When you study workplace dynamics and take a look at those individuals who get the biggest raises, the biggest promotions, and are least likely to get ‘downsized,’ you will begin to see a pattern. There is a commonality to these people, their actions, and their approach to work that we can all learn from. In addition to having consistently positive attitudes (that’s the #1 criteria), they are all perceived as bringing the greatest value to their organization.

What does this mean, you might ask? I do my job – so aren’t I bringing value to my organization? Fair question and the answer is most likely ‘yes,’ you do bring value to your organization. But value is a relative thing, and people perceive it in comparison to the world around them.

Imagine, for example, that the average price of a dozen eggs is $2.00. One day you visit a store, however, find them selling for $1.00 a dozen. “What a great deal,” you might think. Compared to what you were used to, you would believe that you just got an amazing value for your dollar. But what if, in the next three places you visited, you saw the same brand of eggs now selling for a regular price of 50c a dozen. Would you still believe that you got great value in that store? Not so much any more. And how would you begin feeling about the $2.00 you’d been paying in all the other stores previously? Value is all about perception.

Our bosses view our value in much the same way. They pay salary X for us to do job Y, and as long as we do job Y, they will perceive us as bringing value to the company. But if a boss has five employees doing job Y and one doing job Y+1, who is he (she) most likely to promote when the opportunity arises? Similarly, if four people are doing job Y+1, and one is just doing job Y, who is likely to be the first out of the door in a downsizing?

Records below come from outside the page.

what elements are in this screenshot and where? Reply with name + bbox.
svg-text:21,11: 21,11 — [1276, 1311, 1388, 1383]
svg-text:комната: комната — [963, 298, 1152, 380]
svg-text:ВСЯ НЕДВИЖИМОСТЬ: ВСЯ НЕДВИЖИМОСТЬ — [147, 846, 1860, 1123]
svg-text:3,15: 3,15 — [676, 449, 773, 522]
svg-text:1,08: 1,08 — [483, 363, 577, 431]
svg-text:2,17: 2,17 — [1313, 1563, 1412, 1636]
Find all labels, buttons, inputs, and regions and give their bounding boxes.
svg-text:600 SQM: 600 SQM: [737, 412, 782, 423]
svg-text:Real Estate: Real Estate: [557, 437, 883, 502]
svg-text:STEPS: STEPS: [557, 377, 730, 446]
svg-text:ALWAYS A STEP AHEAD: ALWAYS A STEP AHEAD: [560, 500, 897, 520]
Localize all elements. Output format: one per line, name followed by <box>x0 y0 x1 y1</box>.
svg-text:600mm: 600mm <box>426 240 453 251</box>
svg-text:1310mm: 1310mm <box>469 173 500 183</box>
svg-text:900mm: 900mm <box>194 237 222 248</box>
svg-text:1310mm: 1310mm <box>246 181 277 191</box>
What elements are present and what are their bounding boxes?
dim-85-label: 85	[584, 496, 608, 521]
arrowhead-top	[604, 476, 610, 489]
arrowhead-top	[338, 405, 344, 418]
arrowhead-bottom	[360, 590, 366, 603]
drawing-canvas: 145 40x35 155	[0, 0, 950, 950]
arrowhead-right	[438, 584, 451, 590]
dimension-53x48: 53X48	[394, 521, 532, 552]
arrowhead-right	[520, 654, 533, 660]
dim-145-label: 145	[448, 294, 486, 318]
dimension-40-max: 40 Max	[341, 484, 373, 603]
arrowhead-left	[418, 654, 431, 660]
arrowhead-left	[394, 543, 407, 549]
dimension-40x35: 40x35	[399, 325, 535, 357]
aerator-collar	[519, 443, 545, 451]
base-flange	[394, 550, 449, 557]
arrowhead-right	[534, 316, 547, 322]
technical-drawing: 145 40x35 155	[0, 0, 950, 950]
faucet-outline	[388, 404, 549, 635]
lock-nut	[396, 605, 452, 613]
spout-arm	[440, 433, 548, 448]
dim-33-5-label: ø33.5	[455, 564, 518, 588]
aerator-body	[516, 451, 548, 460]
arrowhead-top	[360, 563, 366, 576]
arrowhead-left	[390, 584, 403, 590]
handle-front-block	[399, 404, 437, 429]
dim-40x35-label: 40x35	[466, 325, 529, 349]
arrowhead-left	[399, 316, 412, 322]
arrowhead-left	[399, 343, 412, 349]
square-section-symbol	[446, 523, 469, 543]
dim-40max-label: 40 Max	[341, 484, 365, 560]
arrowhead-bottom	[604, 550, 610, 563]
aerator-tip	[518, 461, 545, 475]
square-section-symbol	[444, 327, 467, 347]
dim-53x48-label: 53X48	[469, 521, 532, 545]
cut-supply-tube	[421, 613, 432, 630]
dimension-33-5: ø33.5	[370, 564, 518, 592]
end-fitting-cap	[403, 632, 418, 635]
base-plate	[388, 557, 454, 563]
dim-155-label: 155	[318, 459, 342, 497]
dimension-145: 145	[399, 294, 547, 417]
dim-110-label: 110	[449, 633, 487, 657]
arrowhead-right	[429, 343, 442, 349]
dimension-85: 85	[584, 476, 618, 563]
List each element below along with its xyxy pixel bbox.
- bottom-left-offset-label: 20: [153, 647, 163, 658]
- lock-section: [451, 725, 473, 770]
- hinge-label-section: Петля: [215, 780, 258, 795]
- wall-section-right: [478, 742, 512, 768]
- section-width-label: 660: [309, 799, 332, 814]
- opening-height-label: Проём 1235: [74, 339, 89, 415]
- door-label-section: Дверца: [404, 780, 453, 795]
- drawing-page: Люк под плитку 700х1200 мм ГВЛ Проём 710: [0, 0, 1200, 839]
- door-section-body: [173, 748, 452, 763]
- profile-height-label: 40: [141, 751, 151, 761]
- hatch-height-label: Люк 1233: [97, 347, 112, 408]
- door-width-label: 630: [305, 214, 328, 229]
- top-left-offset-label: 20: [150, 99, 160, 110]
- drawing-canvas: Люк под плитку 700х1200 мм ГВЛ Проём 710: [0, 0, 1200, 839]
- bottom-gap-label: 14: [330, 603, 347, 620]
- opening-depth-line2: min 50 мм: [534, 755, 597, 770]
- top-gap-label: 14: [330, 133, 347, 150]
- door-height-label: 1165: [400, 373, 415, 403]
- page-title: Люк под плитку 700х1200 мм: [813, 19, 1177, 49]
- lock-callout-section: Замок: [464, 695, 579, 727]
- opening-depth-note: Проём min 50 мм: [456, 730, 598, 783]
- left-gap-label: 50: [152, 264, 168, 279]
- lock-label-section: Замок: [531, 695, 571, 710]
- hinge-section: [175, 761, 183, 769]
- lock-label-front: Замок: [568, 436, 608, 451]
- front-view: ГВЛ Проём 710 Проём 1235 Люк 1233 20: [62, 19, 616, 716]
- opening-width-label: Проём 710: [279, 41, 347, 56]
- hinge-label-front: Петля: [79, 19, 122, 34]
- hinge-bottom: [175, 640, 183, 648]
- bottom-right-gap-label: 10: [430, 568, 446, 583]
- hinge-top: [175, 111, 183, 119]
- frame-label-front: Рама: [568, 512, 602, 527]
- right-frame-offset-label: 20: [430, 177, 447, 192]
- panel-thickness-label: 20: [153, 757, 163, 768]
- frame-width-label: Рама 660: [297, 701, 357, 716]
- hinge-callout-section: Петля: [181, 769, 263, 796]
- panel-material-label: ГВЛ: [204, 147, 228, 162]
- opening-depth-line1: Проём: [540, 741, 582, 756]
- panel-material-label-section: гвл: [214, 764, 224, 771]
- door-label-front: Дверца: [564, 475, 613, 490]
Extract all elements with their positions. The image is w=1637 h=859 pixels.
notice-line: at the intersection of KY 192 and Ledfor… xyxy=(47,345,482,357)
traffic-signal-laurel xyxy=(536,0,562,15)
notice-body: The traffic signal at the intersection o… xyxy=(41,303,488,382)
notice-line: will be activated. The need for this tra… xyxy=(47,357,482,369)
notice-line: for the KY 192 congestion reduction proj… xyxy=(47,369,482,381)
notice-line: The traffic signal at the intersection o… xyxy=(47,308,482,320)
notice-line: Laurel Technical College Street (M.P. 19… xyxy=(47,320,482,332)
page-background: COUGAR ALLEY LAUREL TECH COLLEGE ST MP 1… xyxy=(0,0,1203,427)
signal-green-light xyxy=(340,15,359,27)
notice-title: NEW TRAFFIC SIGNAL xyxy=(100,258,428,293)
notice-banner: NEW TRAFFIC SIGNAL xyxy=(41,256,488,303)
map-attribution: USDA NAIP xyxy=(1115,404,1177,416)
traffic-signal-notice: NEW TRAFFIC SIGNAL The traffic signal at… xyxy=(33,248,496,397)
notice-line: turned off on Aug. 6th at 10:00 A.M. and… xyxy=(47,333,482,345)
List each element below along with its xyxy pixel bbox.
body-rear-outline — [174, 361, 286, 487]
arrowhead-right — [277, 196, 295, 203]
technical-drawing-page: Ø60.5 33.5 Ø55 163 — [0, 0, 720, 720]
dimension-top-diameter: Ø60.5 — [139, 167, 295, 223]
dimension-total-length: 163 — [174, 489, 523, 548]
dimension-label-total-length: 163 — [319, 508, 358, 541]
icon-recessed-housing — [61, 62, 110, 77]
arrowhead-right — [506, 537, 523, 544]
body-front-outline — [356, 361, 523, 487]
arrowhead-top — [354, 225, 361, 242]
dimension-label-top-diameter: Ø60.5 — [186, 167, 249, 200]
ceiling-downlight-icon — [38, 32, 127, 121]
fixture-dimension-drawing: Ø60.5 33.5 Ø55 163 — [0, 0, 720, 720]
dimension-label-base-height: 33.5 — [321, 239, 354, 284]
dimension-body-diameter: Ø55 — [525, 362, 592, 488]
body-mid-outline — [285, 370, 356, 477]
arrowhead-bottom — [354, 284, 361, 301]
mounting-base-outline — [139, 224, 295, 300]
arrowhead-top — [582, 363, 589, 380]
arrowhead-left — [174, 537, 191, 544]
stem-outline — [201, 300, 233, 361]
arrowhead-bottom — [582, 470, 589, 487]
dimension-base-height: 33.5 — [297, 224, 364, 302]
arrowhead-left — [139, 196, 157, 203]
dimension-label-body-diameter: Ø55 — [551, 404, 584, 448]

How do you make sure you bring extra value to your company? Look for opportunities to pitch in. Keep an eye out for information, contacts or leads that might be useful to your boss. Get to know your subject matter better than anyone else. Go to workshops, watch videos. Read. Look beyond your paycheque at the end of the week, and think about how you can make a difference to your organization. Don’t believe for a second that people don’t notice!